This study will work with people who use drugs and have cognitive impairment, helping them reduce risky sex- and drug- related behaviors and increase adherence to PrEP
Michael Copenhaver, a professor in the Department of Allied Health Sciences (College of Agriculture, Health and Natural Resources) is working on a $2.8 million grant from the National Institute of Drug Abuse to improve intervention outcomes for people who use drugs and are at high risk for HIV infection.
Since 1999, the number of opioid overdose deaths in the U.S. has increased six-fold, killing 450,000 people in the past 20 years. With this trend, the number of HIV infections among people who inject drugs have also increased.
Copenhaver has been working with the population of people who inject drugs for decades. At one point, he noticed that as many as two-thirds of these patients had some level of cognitive impairment. This led Copenhaver and his collaborators to ask if there was a way to tailor their interventions to make them more effective for this population.
In this new trial, they will use adaptation strategies developed for other cognitively impaired patient populations, like people with traumatic brain injuries, Alzheimer’s disease, and older adults. The intervention will target the reduction of risky sex- and drug-related behaviors (like having unprotected sex or sharing needles), and adherence to pre-exposure prophylaxis (PrEP). PrEP, when taken daily, provides protection from contracting HIV.
“What we’re doing is trying to see if those successful tools from other patient populations can be applied to ours,” Copenhaver says.
Copenhaver and his team will test accommodation strategies for four different cognitive domains: attention, using strategies like increasing the frequency and decreasing the length of sessions; executive function, helping patients anticipate and role play risky situations; memory, using text message reminders between sessions about upcoming appointments and summarizing key content; and information processing, by presenting content more slowly and with mixed presentation methods of visual, verbal, and hands-on learning.
“These are little tools that, when combined, we think will help them to benefit more rather than just assuming they’re getting every single thing that we’re presenting in these groups,” Copenhaver says.
Copenhaver will use an innovative methodological approach known as a multiphase optimization strategy (MOST), with consultation from Linda Collins, an NYU professor of global public health. This means participants will all receive basic group informational sessions, which Copenhaver has previously tested and found to be effective.
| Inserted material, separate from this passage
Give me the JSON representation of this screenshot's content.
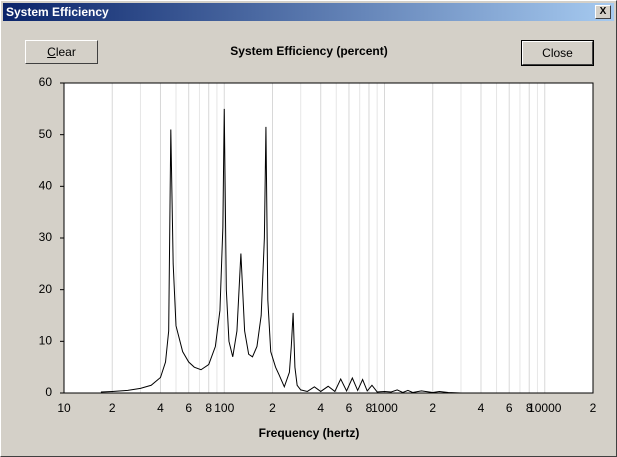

But then, the researchers will try combinations of accommodation strategies, for a total of 16 experimental unique conditions.
“At the end of it, you’re able to say not only whether these accommodation strategies work, but which combination of strategies works the best for helping patients reduce HIV risk and adhere to medications,” Copenhaver says.
David Vanness (Pennsylvania State University) will help the team determine not only which combinations work best, but which would be the most cost effective for a clinic to implement.
Before the trial begins, the researchers will ask participants about their sex- and drug-related risk behaviors.
“It’s a whole network, a high-risk network of interactions they’re involved in a lot of times,” Copenhaver says. “And that’s why it’s so important if we can get them to take pre-exposure prophylaxis, because that can stop [them from] contracting HIV and transmitting it. It can be a really important turn in the field for slowing down the spread of HIV.”
They will also assess if participants know how to use a condom and clean needles properly.
After the four-week intervention period, the researchers will follow-up with participants after three, six, and nine months. During these follow-ups, they will ask if their engagement in risky behaviors has changed and check their PrEP adherence through interviews, blood tests, and pharmacy refill records.
The team will recruit 256 participants from an opioid treatment clinic in New Haven. Importantly, the group will only recruit patients with cognitive impairment who are new to opioid replacement therapy.”The reason we’re so interested in this segment of the population is because they happen to be much more risky overall, because they’re less stable and they’re still engaged in a lot of very high-risk behavior out there,” Copenhaver says. “And if we can capture that segment of the patient population, we’ll be contributing much more to slowing down the spread of HIV than people who are already engaged and stable in treatment.”